The petition, signed by current and former city employees, called on the council to reallocate law enforcement funding as spelled out in the People’s Budget, which surveyed the spending priorities of nearly 25,000 Angelenos.
On the People’s Budget L.A. website, the People’s Budget proposes to allocate 1.64% of the city’s general fund toward law enforcement, with the savings redirected to rent assistance, food relief, public health programs and other social needs. People’s Budget L.A., a coalition convened by Black Lives Matter-L.A., also says its ultimate goal is the abolition of police and prisons.
Nowhere in California will a voter who refuses to wear a mask be turned away, election officials said.
Ryu criticized Raman for signing the petition, saying she had effectively endorsed an “irresponsible” 98% reduction at the LAPD. That runs counter to the wishes of residents in L.A.’s disadvantaged communities, who want quality community policing and officers who respond in an emergency, Ryu said.
“What they don’t want is to be racially profiled. They want to be treated with respect and dignity,” Ryu added.
Raman accused Ryu of misrepresenting her position, saying she signed the petition because she supported the extensive effort to gauge the public’s views on city spending. “I’ve never provided a set figure for how much of the budget should go to police,” she said.
Melina Abdullah, co-founder of Black Lives Matter-LA, said Raman signed on to the priorities of the People’s Budget — and the idea that police would be the lowest priority — but not any specific percentage. The People’s Budget is simply a survey, she said, not a budget with dollar figures attached.
“All she’s doing is saying she’s in alignment with the will of the people who’ve completed this survey,” Abdullah said.

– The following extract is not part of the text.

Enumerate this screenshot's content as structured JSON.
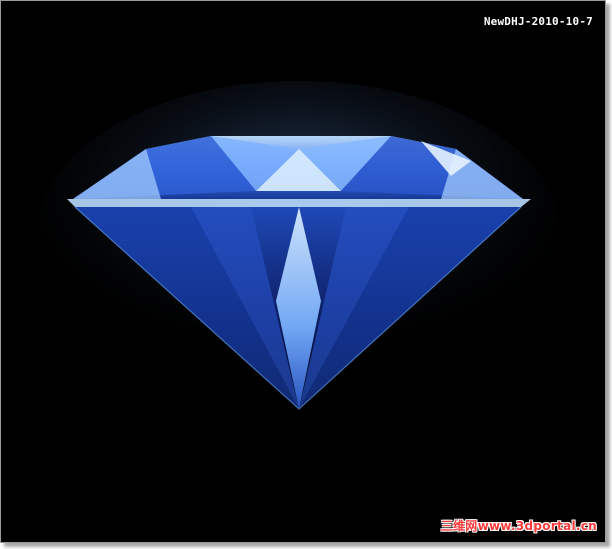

While the People’s Budget found overwhelming public support for deep cuts at the LAPD, other surveys have been less clear. The Police Protective League, the union representing most LAPD officers, commissioned a poll in August that found that only 13% of L.A. residents favor a reduction of 90% or more in police spending.
Political consultant Eric Hacopian said he has seen polling that shows much greater support for significant police cuts. But a majority of Angelenos still oppose the idea — which might explain Ryu’s strategy, he said.
“He’s trying to consolidate everyone but hardcore progressives,” said Hacopian, who did consulting work earlier this year for a committee that backed Ryu.
Cindy Chvatal, a longtime Ryu supporter who lives in Hancock Park, is one of those worried about the stances taken by groups supporting Raman. The department needs more oversight, she said, and must embrace reforms that address systemic racism.
“But I don’t believe in blowing it all up,” she said. “I believe in fixing it.”
In the campaign’s final weeks, Councilman Mike Bonin has waded in, saying that Ryu is engaging in “red-baiting” by targeting the Democratic Socialists. Bonin, a Ryu supporter, also defended Ground Game L.A., saying that organization had distributed food and done other good work in his Westside district.
Bill Przylucki, Ground Game L.A.’s executive director, confirmed that his group supports the People’s Budget and the push to take police spending below 2%. But he cautioned that such an effort would take several years in L.A. and require the election of many more like-minded people to the council.
“Whether or not Nithya wins,” he said, “we want to take this citywide.”